Advertisement

Elian’s Story, the Fox Quickie Version

Share
TIMES TELEVISION CRITIC

What’s amazing about Elian Gonzalez is how swiftly he sank from U.S. awareness after leaving these shores for his Cuban homeland with his father, Juan Miguel. One day we’re getting second-by-second updates on him, the next he’s not even a pulse beat. But . . .

He’s b-a-a-a-ack.

The occasion is “The Elian Gonzalez Story” on the Fox Family Channel. It’s the inevitable TV quickie on this politically charged episode that transfixed opportunistic politicians and much of the media for months. They pounced after Elian was found adrift in an inner tube three miles off the coast of Florida, the rickety, crowded boat he had shared with his mother, her boyfriend and other fleeing Cubans having gone down in a storm.

Although some of the media frenzy is nicely re-created here, expect no fresh insights. In fact, if you’re into superficial instant history--upchucked headlines and fanciful scripting--Dennis Turner has written and Christopher Leitch has directed the tedious movie for you. You know something is askew when that noted thespian, Los Angeles Mayor Richard Riordan, has a cameo role in “The Elian Gonzalez Story.”

Advertisement

It’s based, says Fox, on information from such “key insiders” as “family members, community leaders, Cuban activists, representatives from the INS, Elian’s teachers and lawyers.” But notably, not “key insiders” Elian and his father, now back in authoritarian Cuba and apparently unavailable to U.S. inquisitors.

Juan Miguel (Esai Morales) and his former wife, Elizabeth (Seidy Lopez), are both devoted parents here, even though the mother’s recklessness in bringing Elian (Alec Roberts) on this lethal voyage, so he can “grow up free” in the U.S., nearly costs the boy his life. By all rights, it should have.

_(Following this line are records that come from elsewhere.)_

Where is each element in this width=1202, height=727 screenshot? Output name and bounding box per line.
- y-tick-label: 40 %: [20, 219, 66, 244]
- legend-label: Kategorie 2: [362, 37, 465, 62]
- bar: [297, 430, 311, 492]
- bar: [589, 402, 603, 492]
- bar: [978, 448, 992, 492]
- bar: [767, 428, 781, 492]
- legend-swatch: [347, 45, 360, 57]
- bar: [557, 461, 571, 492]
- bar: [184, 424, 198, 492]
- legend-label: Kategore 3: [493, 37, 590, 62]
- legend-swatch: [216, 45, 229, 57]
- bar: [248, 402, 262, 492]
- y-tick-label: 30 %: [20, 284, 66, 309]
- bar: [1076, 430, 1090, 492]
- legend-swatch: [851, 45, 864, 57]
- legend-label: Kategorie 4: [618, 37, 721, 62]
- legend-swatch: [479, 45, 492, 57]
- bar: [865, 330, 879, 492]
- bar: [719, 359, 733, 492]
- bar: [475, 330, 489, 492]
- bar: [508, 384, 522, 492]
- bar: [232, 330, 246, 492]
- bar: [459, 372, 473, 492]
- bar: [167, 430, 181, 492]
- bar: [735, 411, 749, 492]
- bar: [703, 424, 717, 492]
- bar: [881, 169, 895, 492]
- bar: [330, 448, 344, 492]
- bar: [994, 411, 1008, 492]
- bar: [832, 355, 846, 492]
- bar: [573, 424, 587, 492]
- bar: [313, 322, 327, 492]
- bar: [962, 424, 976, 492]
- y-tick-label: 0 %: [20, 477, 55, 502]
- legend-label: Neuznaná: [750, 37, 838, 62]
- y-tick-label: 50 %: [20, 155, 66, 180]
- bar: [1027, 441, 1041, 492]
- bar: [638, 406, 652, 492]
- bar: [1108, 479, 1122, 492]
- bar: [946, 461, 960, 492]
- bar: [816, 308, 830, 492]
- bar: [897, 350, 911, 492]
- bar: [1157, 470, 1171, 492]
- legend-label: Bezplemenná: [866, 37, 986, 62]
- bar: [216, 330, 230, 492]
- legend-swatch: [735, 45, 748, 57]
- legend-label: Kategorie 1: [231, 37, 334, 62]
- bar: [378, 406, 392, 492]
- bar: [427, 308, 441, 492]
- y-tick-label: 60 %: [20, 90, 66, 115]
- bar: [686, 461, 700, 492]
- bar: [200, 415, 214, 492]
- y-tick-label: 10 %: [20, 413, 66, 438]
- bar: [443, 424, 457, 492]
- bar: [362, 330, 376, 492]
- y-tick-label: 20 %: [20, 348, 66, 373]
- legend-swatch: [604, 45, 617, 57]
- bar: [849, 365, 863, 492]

So no wonder he’s anointed a “miracle child” by Cuban Americans in Miami’s Little Havana after his rescue by a pair of fishermen, one of whom turns out to be a fibbing, self-serving camera hound who much later somehow is hiding in a closet with Elian as armed U.S. marshals pluck the boy from the home of his great uncle, Lazaro Gonzalez (Miguel Sandoval), in a predawn raid.

Although keeping Elian from his father, Lazaro is a man of honor and principle in this account, opposing attempts by Cuban American leaders to make Elian a poster boy in the propaganda war against Cuban leader Fidel Castro. But his 21-year-old daughter, Marisleysis (Laura Elena Haring), is the loopy zealot Americans will recall from the news, coaching Elian to say he doesn’t want to return to Cuba with his father in that famous home video given wide TV exposure.

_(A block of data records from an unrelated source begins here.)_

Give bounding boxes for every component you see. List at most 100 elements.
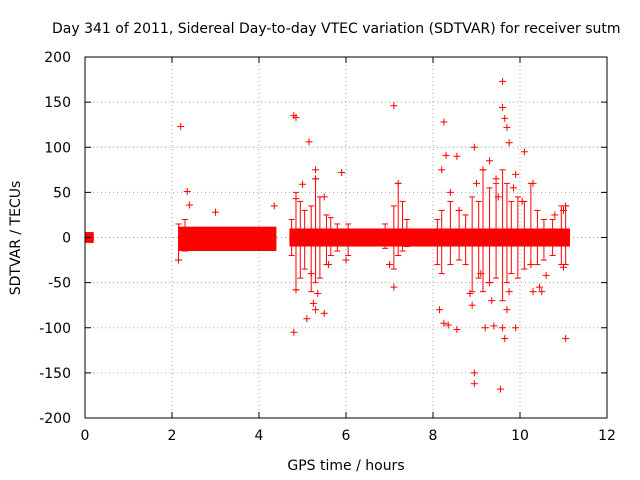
y-tick-label: 150 (44, 95, 71, 111)
y-tick-label: -50 (48, 276, 71, 292)
y-tick-label: 200 (44, 50, 71, 66)
data-point (312, 175, 320, 183)
data-point (307, 270, 315, 278)
data-point (529, 288, 537, 296)
data-point (303, 315, 311, 323)
data-point (386, 261, 393, 269)
data-point (542, 271, 550, 279)
data-point (536, 283, 544, 291)
data-point (538, 288, 546, 296)
data-point (501, 335, 509, 343)
data-point (312, 166, 320, 174)
data-point (496, 385, 504, 393)
data-point (503, 123, 511, 131)
data-point (338, 169, 346, 177)
data-point (342, 256, 350, 264)
axis-ticks (84, 56, 608, 419)
data-point (305, 138, 313, 146)
data-point (551, 211, 559, 219)
data-point (473, 179, 480, 187)
data-point (212, 208, 219, 216)
data-point (436, 306, 444, 314)
y-tick-label: 0 (62, 231, 71, 247)
data-point (486, 157, 494, 165)
data-point (468, 301, 476, 309)
data-point (290, 328, 298, 336)
data-point (320, 309, 328, 317)
data-point (440, 118, 448, 126)
data-point (175, 256, 183, 264)
data-point (185, 201, 193, 209)
data-point (394, 179, 402, 187)
data-point (499, 104, 507, 112)
x-tick-label: 8 (429, 428, 438, 444)
data-point (325, 261, 333, 269)
data-point (440, 319, 448, 327)
y-axis-title: SDTVAR / TECUs (8, 181, 24, 296)
data-point (446, 188, 454, 196)
x-tick-label: 2 (168, 428, 177, 444)
data-point (270, 202, 278, 210)
data-point (512, 324, 520, 332)
y-tick-label: -200 (39, 411, 71, 427)
data-point (505, 139, 513, 147)
dense-band-core (178, 235, 277, 242)
data-point (562, 335, 570, 343)
data-point (486, 279, 494, 287)
y-tick-label: -150 (39, 366, 71, 382)
data-point (479, 166, 487, 174)
data-point (438, 166, 446, 174)
data-point (488, 297, 496, 305)
x-tick-label: 0 (81, 428, 90, 444)
x-tick-label: 6 (342, 428, 351, 444)
chart-title: Day 341 of 2011, Sidereal Day-to-day VTE… (52, 21, 621, 37)
data-point (470, 369, 478, 377)
data-point (299, 180, 306, 188)
data-point (390, 283, 398, 291)
data-point (466, 289, 474, 297)
data-point (442, 151, 450, 159)
data-point (499, 77, 507, 85)
data-point (518, 197, 526, 205)
data-point (177, 122, 185, 130)
data-point (470, 143, 478, 151)
data-point (503, 306, 511, 314)
data-point (477, 270, 485, 278)
data-point (562, 202, 570, 210)
x-axis-title: GPS time / hours (287, 458, 404, 474)
data-point (527, 261, 535, 269)
data-point (560, 263, 567, 271)
data-point (455, 206, 463, 214)
x-tick-label: 4 (255, 428, 264, 444)
data-point (314, 289, 322, 297)
data-point (320, 193, 328, 201)
data-point (183, 187, 191, 195)
data-point (390, 102, 398, 110)
data-points (85, 77, 571, 393)
data-point (490, 322, 498, 330)
data-point (520, 148, 528, 156)
x-tick-label: 12 (598, 428, 616, 444)
y-tick-label: -100 (39, 321, 71, 337)
y-tick-label: 100 (44, 140, 71, 156)
y-tick-label: 50 (53, 185, 71, 201)
x-tick-label: 10 (511, 428, 529, 444)
data-point (312, 306, 320, 314)
data-point (470, 380, 478, 388)
data-point (481, 324, 489, 332)
data-point (560, 206, 567, 214)
data-point (453, 152, 461, 160)
data-point (292, 286, 300, 294)
data-point (292, 195, 300, 203)
data-point (492, 175, 500, 183)
data-point (509, 184, 517, 192)
data-point (292, 113, 300, 121)
data-point (512, 170, 520, 178)
data-point (494, 193, 502, 201)
dense-band-core (289, 234, 571, 241)
data-point (444, 321, 452, 329)
data-point (505, 288, 513, 296)
data-point (309, 299, 317, 307)
data-point (499, 324, 507, 332)
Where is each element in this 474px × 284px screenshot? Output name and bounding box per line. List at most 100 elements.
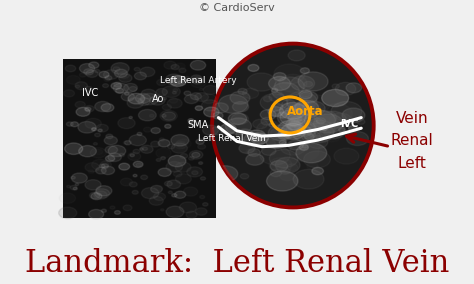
- Circle shape: [319, 146, 325, 151]
- Circle shape: [80, 64, 95, 73]
- Circle shape: [138, 98, 150, 105]
- Circle shape: [248, 130, 265, 141]
- Circle shape: [212, 112, 223, 119]
- Circle shape: [59, 207, 77, 219]
- Circle shape: [244, 133, 265, 147]
- Circle shape: [201, 177, 206, 180]
- Circle shape: [248, 149, 260, 156]
- Circle shape: [226, 118, 252, 135]
- Circle shape: [280, 143, 288, 148]
- Circle shape: [196, 139, 204, 144]
- Circle shape: [75, 85, 80, 88]
- Circle shape: [165, 74, 182, 85]
- Circle shape: [130, 154, 135, 157]
- Circle shape: [293, 115, 322, 133]
- Circle shape: [288, 50, 305, 61]
- Circle shape: [219, 95, 248, 113]
- Circle shape: [264, 96, 272, 102]
- Circle shape: [105, 76, 112, 80]
- Circle shape: [209, 179, 219, 186]
- Circle shape: [270, 160, 288, 172]
- Circle shape: [89, 210, 104, 219]
- Circle shape: [119, 153, 125, 157]
- Circle shape: [99, 71, 109, 78]
- Circle shape: [163, 112, 175, 120]
- Circle shape: [191, 75, 202, 82]
- Circle shape: [84, 69, 93, 75]
- Text: Ao: Ao: [152, 94, 164, 104]
- Circle shape: [184, 91, 191, 95]
- Circle shape: [101, 164, 109, 168]
- Circle shape: [273, 90, 282, 96]
- Circle shape: [119, 163, 130, 170]
- Circle shape: [110, 206, 115, 209]
- Circle shape: [313, 117, 338, 133]
- Circle shape: [285, 105, 310, 121]
- Circle shape: [270, 169, 282, 177]
- Text: Renal: Renal: [391, 133, 433, 149]
- Circle shape: [280, 139, 306, 155]
- Circle shape: [280, 109, 306, 126]
- Circle shape: [125, 141, 131, 145]
- Circle shape: [260, 94, 288, 111]
- Circle shape: [192, 171, 198, 175]
- Circle shape: [179, 68, 186, 73]
- Circle shape: [66, 122, 73, 126]
- Circle shape: [105, 146, 118, 154]
- Circle shape: [94, 149, 102, 154]
- Circle shape: [159, 138, 164, 141]
- Circle shape: [96, 124, 108, 132]
- Circle shape: [124, 83, 137, 92]
- Circle shape: [161, 156, 165, 160]
- Circle shape: [71, 176, 75, 179]
- Circle shape: [204, 107, 219, 117]
- Circle shape: [374, 72, 379, 76]
- Circle shape: [278, 120, 305, 137]
- Circle shape: [299, 91, 318, 103]
- Circle shape: [150, 95, 165, 105]
- Circle shape: [134, 67, 140, 71]
- Circle shape: [232, 102, 249, 112]
- Circle shape: [173, 89, 178, 92]
- Circle shape: [290, 142, 319, 161]
- Circle shape: [138, 109, 156, 121]
- Circle shape: [269, 76, 291, 90]
- Circle shape: [90, 148, 106, 158]
- Circle shape: [139, 148, 144, 150]
- Circle shape: [162, 86, 180, 97]
- Circle shape: [79, 145, 96, 157]
- Circle shape: [189, 156, 194, 160]
- Circle shape: [275, 105, 283, 110]
- Circle shape: [338, 128, 345, 132]
- Circle shape: [141, 187, 159, 199]
- Circle shape: [191, 78, 206, 87]
- Circle shape: [168, 191, 173, 194]
- Circle shape: [125, 92, 129, 95]
- Circle shape: [175, 174, 191, 184]
- Circle shape: [174, 63, 185, 70]
- Circle shape: [166, 162, 182, 172]
- Circle shape: [261, 139, 275, 148]
- Circle shape: [128, 93, 145, 104]
- Circle shape: [66, 76, 80, 84]
- Circle shape: [281, 124, 306, 139]
- Circle shape: [301, 68, 310, 74]
- Circle shape: [322, 89, 349, 106]
- Circle shape: [282, 100, 296, 109]
- Circle shape: [104, 78, 110, 82]
- Circle shape: [188, 119, 194, 122]
- Circle shape: [141, 175, 147, 179]
- Circle shape: [212, 166, 238, 182]
- Circle shape: [171, 64, 179, 70]
- Circle shape: [85, 180, 101, 190]
- Circle shape: [162, 97, 166, 100]
- Circle shape: [129, 116, 132, 118]
- Circle shape: [220, 124, 236, 134]
- Circle shape: [128, 152, 141, 160]
- Circle shape: [183, 187, 198, 196]
- Circle shape: [75, 183, 79, 185]
- Circle shape: [373, 132, 404, 152]
- Circle shape: [268, 107, 284, 117]
- Circle shape: [287, 121, 301, 130]
- Circle shape: [114, 82, 121, 87]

Not content with repeating what’s known, however, this movie extends dramatic license to the extreme by creating a dialogue between Juan Miguel and Cuban leader Fidel Castro and another between Elian (“Mama, please don’t leave me”) and his mother (“You’ll be free, Elian, like I dreamed for you”) as she’s about to go under.

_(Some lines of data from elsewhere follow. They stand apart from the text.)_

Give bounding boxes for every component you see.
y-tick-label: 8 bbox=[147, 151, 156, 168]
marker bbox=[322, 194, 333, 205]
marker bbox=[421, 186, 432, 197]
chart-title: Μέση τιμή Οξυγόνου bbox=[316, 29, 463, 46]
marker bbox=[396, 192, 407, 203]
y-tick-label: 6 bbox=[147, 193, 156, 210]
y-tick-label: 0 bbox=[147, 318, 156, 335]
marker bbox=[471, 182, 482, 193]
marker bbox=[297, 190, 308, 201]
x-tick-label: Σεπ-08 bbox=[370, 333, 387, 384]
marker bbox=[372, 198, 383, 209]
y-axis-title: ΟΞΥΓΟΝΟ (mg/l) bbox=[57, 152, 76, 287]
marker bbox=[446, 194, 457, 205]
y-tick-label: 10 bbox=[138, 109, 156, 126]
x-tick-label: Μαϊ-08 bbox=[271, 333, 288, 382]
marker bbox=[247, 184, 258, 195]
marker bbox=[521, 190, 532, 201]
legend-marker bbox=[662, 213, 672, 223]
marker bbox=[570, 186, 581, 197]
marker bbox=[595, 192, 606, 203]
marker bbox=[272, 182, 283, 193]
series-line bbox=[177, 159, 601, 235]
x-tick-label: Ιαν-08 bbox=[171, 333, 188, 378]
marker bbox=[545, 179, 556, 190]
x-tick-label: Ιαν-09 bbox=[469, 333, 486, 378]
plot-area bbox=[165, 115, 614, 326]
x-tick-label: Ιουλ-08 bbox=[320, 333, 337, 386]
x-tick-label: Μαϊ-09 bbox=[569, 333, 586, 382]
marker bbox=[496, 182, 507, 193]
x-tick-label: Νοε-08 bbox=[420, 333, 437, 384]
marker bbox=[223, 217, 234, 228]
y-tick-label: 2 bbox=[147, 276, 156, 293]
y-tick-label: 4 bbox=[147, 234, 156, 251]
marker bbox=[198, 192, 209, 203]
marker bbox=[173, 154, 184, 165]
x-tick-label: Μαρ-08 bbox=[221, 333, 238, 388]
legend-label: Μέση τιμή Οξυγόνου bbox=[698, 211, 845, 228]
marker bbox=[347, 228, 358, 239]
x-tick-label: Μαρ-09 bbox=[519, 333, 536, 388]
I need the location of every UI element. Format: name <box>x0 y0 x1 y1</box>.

Nourishing legend, moreover, a sequence is created supporting the notion that little Elian, while floating in his inner tube, was protected from sharks and guided toward the U.S. by dolphins. Anti-Castro dolphins, no doubt.

Advertisement

* “The Elian Gonzalez Story” can be seen Sunday night at 8 on Fox Family. The network has rated it TV-PG (may be unsuitable for young children).